Francesco SERAO, Vesuvius a vertice dissectus, in Istoria dell’Incendio del Vesuvio Accaduto nel mese di Maggio dell’Anno MDCCXXXVII, Napoli, Novello DE BONIS, 1738. Una delle due tavole non numerate. Incisione su rame. Disegnatore e incisore anonimi.
Il testo, anonimo, è riconosciuto come di Serao già in epoca antica. La tavola è qui riprodotta dalla edizione del 1740, una delle numerose riedizioni dell’opera. Scritta, anche in latino (Neapolitanae Scientiarum Academiae De Vesuvii Confragratione quae mense Majo anno MDCCXXXVII accidit Commentarius, Napoli, Novello de Bonis, 1738), da un medico e scienziato per conto della Accademia delle Scienze Napolatena e su commissione del re Carlo III, è opera di notevole valore. Contiene due tavole, con didascalie in latino. Una delle due tavole è una veduta da lontano del Vesuvio con la colata riversata da una bocca eccentrica; l’altra è frutto di una visione ravvicinata e focalizzata sull’interno del cratere. Quest’ultima tavola appartiene quindi, almeno in parte, al filone iconografico riguardante l’interno del cratere, di cui Kircher 1664-5 è un esempio. Tuttavia l’immagine solo in minima parte riesce a rendere le componenti descritte nel Capitolo 6 del testo e nella didascalia. Occorrerà attendere Pigonati 1767 per una rappresentazione efficace dell’interno del cratere.

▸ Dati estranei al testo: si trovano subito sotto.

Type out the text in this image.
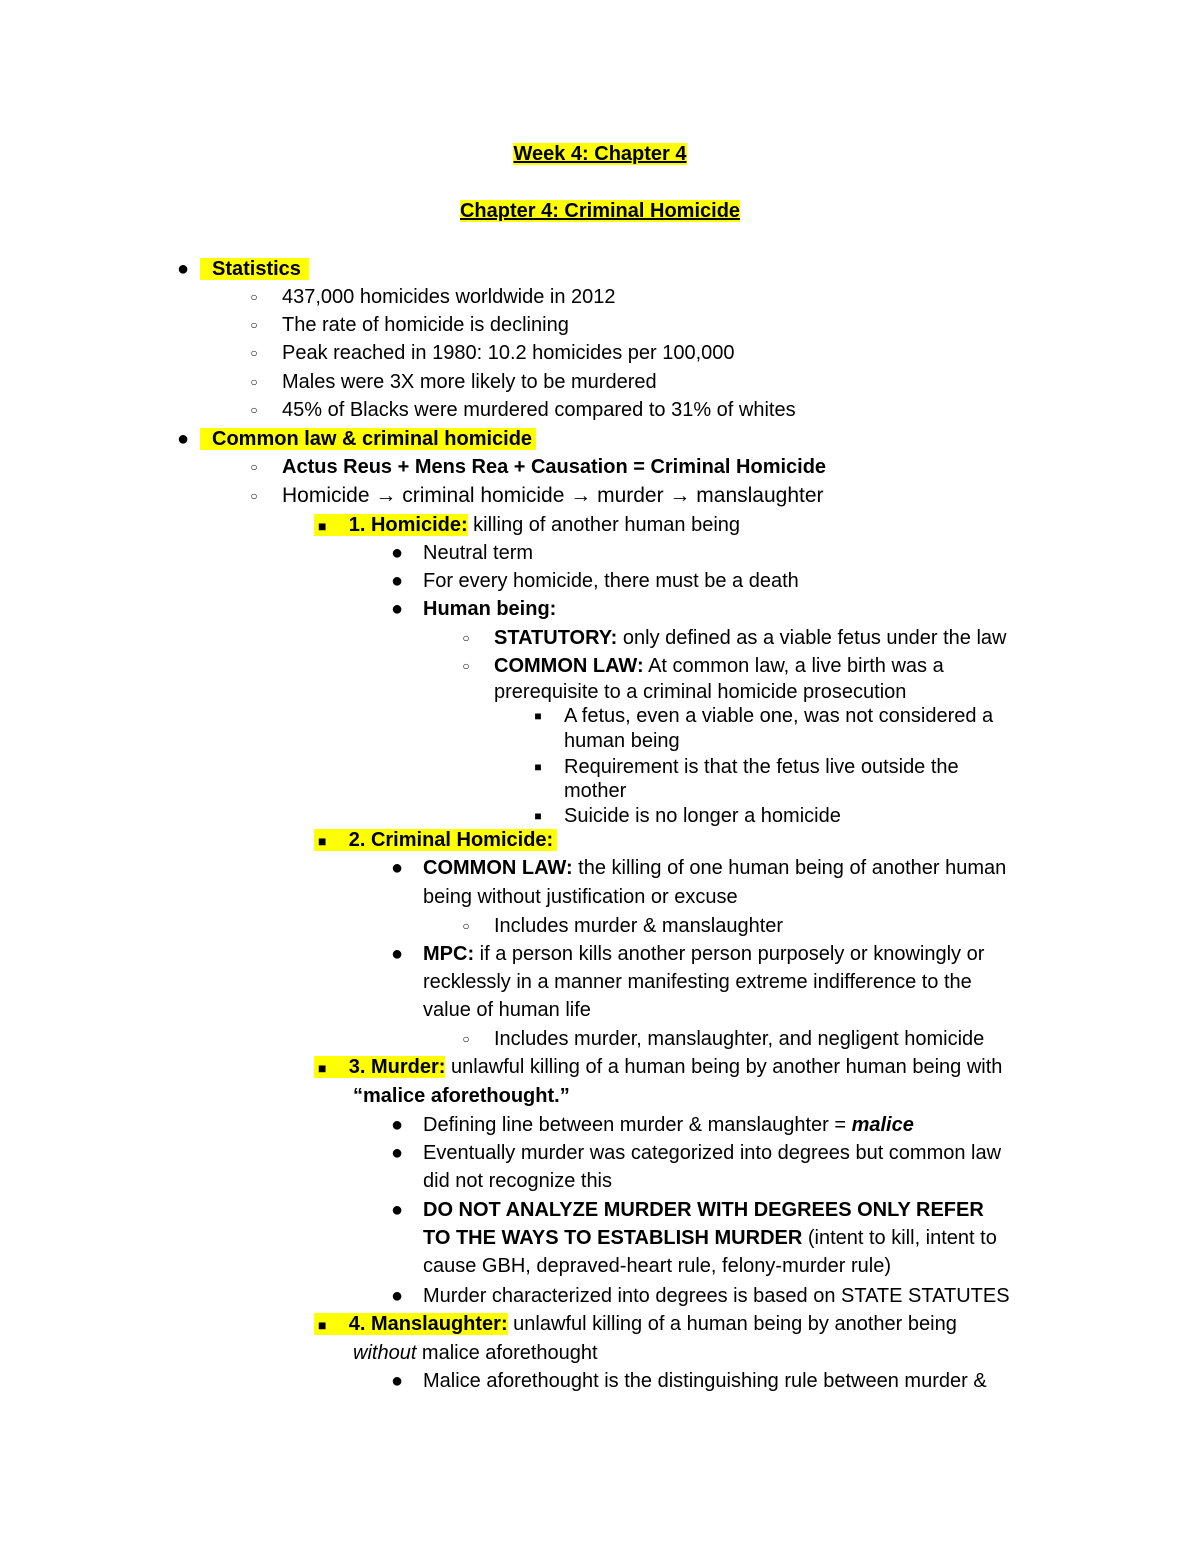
Week 4: Chapter 4
Chapter 4: Criminal Homicide
●	Statistics
○	437,000 homicides worldwide in 2012
○	The rate of homicide is declining
○	Peak reached in 1980: 10.2 homicides per 100,000
○	Males were 3X more likely to be murdered
○	45% of Blacks were murdered compared to 31% of whites
●	Common law & criminal homicide
○	Actus Reus + Mens Rea + Causation = Criminal Homicide
○	Homicide → criminal homicide → murder → manslaughter
■ 1. Homicide: killing of another human being
● Neutral term
● For every homicide, there must be a death
● Human being:
○	STATUTORY: only defined as a viable fetus under the law
○	COMMON LAW: At common law, a live birth was a
prerequisite to a criminal homicide prosecution
■	A fetus, even a viable one, was not considered a
human being
■	Requirement is that the fetus live outside the
mother
■	Suicide is no longer a homicide
■ 2. Criminal Homicide:
● COMMON LAW: the killing of one human being of another human
being without justification or excuse
○	Includes murder & manslaughter
● MPC: if a person kills another person purposely or knowingly or
recklessly in a manner manifesting extreme indifference to the
value of human life
○	Includes murder, manslaughter, and negligent homicide
■ 3. Murder: unlawful killing of a human being by another human being with
“malice aforethought.”
● Defining line between murder & manslaughter = malice
● Eventually murder was categorized into degrees but common law
did not recognize this
● DO NOT ANALYZE MURDER WITH DEGREES ONLY REFER
TO THE WAYS TO ESTABLISH MURDER (intent to kill, intent to
cause GBH, depraved-heart rule, felony-murder rule)
● Murder characterized into degrees is based on STATE STATUTES
■ 4. Manslaughter: unlawful killing of a human being by another being
without malice aforethought
● Malice aforethought is the distinguishing rule between murder &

Bibliografia. Furcheim 1897, pp. 180-2; Nazzaro 2001, pp. 76, 79, 85-86, 146-8; Toscano 2009, p. 102; De Sanctis 1986, p. 12.
TEORIE
Modello anatomico
Serao, che era un medico, rappresenta, a sinistra nella tavola, l’interno del cratere del Vesuvio come in una dissezione anatomica (Vesuvius a Vertice Dissectus), avendone eliminato un lato per mostrare il suo interno. Il taglio, diversamente dalla dissezione anatomica, è ovviamente virtuale e infatti scrive: Veggasi qui appresso il disegno del Vesuvio tagliato verticalmente in cui sono queste cose espresse in qualche modo per ajuto della fantasia (p. 117, nota 1). Cf. anche Kircher 1664-1665 e Pigonati 1768. Molta attenzione è anche riservata al battito del polso usato come unita di misura temporale per la misurazione della profondità del cratere attraverso il lancio di pietre.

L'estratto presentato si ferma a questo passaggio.